Katharina Sieverding, “GROSSFOTO XIII/79 WE HAVE FRIENDS ALL OVER THE WORLD” (1979). © Katharina Sieverding, VG Bild-Kunst Bonn 2021 Foto: © Klaus Mettig, VG Bild-Kunst Bonn 2021 Katharina Sieverding, “GROSSFOTO XIII/79 WE HAVE FRIENDS ALL OVER THE WORLD” (1979). © Katharina Sieverding, VG Bild-Kunst Bonn 2021 Foto: © Klaus Mettig, VG Bild-Kunst Bonn 2021
Katharina Sieverding, “GROSSFOTO XIII/79 WE HAVE FRIENDS ALL OVER THE WORLD” (1979). © Katharina Sieverding, VG Bild-Kunst Bonn 2021 Foto: © Klaus Mettig, VG Bild-Kunst Bonn 2021

1. Parce qu’elle a toujours posé un regard sans tabous sur la société et ses travers

 

 

En 1967, Katharina Sieverding s’apprête à devenir décoratrice de théâtre et travaille déjà avec de grands metteurs en scène allemands de l’époque. Mais le 2 juin de cette année, un événement vient chambouler ses plans : l’assassinat du jeune étudiant Benno Ohnesorg à Berlin-Ouest, tué par balle par un policier alors qu’il manifestait contre la venue du Chah d’Iran en Allemagne.

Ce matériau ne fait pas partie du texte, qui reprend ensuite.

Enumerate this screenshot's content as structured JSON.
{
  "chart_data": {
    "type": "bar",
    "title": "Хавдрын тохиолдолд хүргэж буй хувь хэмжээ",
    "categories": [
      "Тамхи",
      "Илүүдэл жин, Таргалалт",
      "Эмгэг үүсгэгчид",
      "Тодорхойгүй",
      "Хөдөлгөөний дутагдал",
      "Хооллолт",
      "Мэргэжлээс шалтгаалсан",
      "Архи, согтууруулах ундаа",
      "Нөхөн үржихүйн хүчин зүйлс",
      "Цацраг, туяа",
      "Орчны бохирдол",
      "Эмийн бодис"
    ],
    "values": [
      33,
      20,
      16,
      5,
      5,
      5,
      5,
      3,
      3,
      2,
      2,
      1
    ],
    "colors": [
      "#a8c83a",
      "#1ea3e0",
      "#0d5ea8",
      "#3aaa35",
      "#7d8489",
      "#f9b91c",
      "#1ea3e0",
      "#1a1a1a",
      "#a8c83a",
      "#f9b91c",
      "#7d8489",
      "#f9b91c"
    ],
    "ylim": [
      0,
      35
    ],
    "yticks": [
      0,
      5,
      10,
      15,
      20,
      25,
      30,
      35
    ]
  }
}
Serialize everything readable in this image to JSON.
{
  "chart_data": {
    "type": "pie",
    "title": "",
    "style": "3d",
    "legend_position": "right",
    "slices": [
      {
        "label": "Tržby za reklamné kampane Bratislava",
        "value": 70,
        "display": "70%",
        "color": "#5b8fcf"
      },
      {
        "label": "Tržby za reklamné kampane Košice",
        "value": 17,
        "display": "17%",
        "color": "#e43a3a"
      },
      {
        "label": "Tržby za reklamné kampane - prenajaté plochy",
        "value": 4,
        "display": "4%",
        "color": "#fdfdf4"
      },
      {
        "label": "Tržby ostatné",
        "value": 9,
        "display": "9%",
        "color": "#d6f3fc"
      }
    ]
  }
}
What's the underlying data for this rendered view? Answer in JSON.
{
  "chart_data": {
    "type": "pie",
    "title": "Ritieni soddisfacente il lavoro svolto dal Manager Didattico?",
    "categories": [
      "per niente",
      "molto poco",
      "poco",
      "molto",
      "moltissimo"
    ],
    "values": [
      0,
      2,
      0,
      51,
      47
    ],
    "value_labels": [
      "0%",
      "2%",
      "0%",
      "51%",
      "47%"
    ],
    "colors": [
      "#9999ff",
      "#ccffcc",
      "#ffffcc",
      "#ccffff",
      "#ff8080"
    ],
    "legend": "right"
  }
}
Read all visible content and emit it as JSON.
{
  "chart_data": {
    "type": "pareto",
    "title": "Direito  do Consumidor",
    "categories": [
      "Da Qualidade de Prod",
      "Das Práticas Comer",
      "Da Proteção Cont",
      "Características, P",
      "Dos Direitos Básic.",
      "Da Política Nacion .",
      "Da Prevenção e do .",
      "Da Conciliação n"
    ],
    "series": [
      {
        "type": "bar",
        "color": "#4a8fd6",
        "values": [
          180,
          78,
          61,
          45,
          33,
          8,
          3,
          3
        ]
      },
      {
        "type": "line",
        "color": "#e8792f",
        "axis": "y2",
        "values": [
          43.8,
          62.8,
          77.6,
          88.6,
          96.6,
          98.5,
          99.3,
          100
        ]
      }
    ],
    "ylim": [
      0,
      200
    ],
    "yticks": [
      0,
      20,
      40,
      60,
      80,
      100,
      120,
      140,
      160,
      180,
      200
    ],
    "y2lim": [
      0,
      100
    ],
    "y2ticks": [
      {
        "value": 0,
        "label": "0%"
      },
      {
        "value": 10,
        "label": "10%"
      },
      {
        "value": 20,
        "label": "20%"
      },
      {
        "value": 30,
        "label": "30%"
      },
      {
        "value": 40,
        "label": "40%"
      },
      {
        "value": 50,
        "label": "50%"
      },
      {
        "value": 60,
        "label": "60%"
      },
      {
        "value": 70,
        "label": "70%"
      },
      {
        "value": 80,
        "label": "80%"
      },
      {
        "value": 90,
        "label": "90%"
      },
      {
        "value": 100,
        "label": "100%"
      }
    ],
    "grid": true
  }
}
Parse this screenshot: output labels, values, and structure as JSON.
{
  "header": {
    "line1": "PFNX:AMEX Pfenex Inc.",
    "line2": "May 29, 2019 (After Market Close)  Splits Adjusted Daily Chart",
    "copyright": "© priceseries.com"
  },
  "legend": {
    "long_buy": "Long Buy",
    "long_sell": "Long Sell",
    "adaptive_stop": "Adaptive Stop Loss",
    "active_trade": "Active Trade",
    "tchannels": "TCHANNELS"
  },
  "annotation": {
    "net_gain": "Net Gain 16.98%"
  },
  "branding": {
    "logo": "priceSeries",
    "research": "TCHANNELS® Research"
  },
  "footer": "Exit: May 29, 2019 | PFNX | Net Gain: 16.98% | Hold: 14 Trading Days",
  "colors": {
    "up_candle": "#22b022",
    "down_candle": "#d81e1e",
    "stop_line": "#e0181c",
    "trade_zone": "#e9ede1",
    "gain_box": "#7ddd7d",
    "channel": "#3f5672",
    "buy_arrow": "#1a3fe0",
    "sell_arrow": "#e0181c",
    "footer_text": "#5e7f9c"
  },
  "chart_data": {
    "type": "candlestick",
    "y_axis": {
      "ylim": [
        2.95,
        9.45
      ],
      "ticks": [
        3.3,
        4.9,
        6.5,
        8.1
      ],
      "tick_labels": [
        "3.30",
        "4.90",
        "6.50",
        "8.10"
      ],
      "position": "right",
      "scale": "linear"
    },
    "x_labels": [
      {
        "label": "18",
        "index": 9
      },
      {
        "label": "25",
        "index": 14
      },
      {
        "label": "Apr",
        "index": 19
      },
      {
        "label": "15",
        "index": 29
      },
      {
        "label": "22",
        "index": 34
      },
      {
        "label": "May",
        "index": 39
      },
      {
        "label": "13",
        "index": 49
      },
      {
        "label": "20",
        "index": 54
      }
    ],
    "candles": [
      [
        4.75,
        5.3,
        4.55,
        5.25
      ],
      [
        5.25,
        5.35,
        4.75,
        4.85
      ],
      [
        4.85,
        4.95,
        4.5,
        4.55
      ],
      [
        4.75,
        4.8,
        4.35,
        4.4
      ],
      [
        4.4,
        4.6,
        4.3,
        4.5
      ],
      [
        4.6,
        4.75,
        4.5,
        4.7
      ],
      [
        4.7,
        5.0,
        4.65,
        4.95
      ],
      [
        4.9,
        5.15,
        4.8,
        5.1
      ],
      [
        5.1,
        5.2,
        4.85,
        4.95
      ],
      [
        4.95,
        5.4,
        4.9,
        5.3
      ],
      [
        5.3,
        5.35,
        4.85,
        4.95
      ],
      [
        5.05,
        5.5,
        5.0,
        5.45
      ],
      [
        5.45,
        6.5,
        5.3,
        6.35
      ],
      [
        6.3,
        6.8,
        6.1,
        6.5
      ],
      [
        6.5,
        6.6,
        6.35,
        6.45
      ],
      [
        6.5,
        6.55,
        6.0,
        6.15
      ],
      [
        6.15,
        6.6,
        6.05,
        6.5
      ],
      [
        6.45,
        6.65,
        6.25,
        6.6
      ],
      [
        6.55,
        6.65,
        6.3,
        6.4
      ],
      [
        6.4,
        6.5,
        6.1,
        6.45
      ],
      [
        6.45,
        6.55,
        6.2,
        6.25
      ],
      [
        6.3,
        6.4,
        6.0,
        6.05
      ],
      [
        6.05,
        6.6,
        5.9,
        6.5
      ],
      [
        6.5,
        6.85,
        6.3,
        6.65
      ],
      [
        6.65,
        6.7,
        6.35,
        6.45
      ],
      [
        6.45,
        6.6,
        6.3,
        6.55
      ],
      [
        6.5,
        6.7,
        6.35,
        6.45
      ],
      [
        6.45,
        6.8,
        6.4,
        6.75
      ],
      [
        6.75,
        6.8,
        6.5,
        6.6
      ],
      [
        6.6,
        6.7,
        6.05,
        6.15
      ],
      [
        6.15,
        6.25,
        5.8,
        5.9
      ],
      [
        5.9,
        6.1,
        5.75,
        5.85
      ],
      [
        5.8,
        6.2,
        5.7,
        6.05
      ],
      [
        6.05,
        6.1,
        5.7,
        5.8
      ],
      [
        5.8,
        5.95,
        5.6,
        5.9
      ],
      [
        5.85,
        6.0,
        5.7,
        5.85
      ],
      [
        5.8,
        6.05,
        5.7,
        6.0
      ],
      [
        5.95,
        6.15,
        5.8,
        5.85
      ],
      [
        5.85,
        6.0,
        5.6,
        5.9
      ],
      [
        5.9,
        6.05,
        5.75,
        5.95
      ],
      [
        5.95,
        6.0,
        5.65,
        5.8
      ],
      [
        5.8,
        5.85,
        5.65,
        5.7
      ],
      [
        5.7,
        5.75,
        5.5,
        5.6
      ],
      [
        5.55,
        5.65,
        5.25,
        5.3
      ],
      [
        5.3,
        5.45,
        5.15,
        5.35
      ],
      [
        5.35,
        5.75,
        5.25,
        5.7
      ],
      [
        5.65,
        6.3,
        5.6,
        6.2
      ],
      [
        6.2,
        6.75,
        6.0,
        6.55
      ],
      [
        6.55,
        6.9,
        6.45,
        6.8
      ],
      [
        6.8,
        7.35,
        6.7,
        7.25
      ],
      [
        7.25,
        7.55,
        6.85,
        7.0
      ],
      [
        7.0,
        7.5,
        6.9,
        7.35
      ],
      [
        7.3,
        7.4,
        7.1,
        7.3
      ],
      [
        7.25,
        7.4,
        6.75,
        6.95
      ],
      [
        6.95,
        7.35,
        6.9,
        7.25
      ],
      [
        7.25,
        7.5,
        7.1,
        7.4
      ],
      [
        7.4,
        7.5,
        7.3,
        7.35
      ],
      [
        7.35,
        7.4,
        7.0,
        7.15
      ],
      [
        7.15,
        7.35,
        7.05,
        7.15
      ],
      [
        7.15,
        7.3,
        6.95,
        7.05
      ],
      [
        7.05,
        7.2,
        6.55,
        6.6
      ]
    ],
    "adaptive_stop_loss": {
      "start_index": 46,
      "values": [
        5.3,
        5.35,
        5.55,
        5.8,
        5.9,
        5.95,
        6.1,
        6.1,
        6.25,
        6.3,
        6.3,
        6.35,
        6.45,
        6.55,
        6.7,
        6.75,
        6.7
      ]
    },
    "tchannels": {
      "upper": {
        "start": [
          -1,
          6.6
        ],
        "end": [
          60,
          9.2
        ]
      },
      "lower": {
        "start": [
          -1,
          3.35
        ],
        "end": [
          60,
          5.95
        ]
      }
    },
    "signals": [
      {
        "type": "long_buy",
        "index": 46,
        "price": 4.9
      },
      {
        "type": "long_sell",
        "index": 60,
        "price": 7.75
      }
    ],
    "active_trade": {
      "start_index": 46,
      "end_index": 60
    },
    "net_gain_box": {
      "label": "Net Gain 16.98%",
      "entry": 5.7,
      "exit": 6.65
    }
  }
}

Révoltée par la mort de cet homme de seulement quatre ans son aîné, l’artiste décide de s’éloigner de l’univers du théâtre pour rejoindre l’atelier de Joseph Beuys, qui lui avait auparavant présenté personnellement sa conception d’un art social et politiquement engagé. Dans le sillage du grand maître allemand dont elle suit assidûment les cours, Katharina Sieverding commence à utiliser la photographie pour présenter sa vision grinçante de la société contemporaine, ses jeux de pouvoir et ses absurdités. Pour ce faire, elle n’hésite pas à mêler des images publicitaires ou de presse avec ses propres clichés, générant ainsi des collages qu’elle tire dès ses débuts dans des dimensions colossales pour mieux interpeler le public.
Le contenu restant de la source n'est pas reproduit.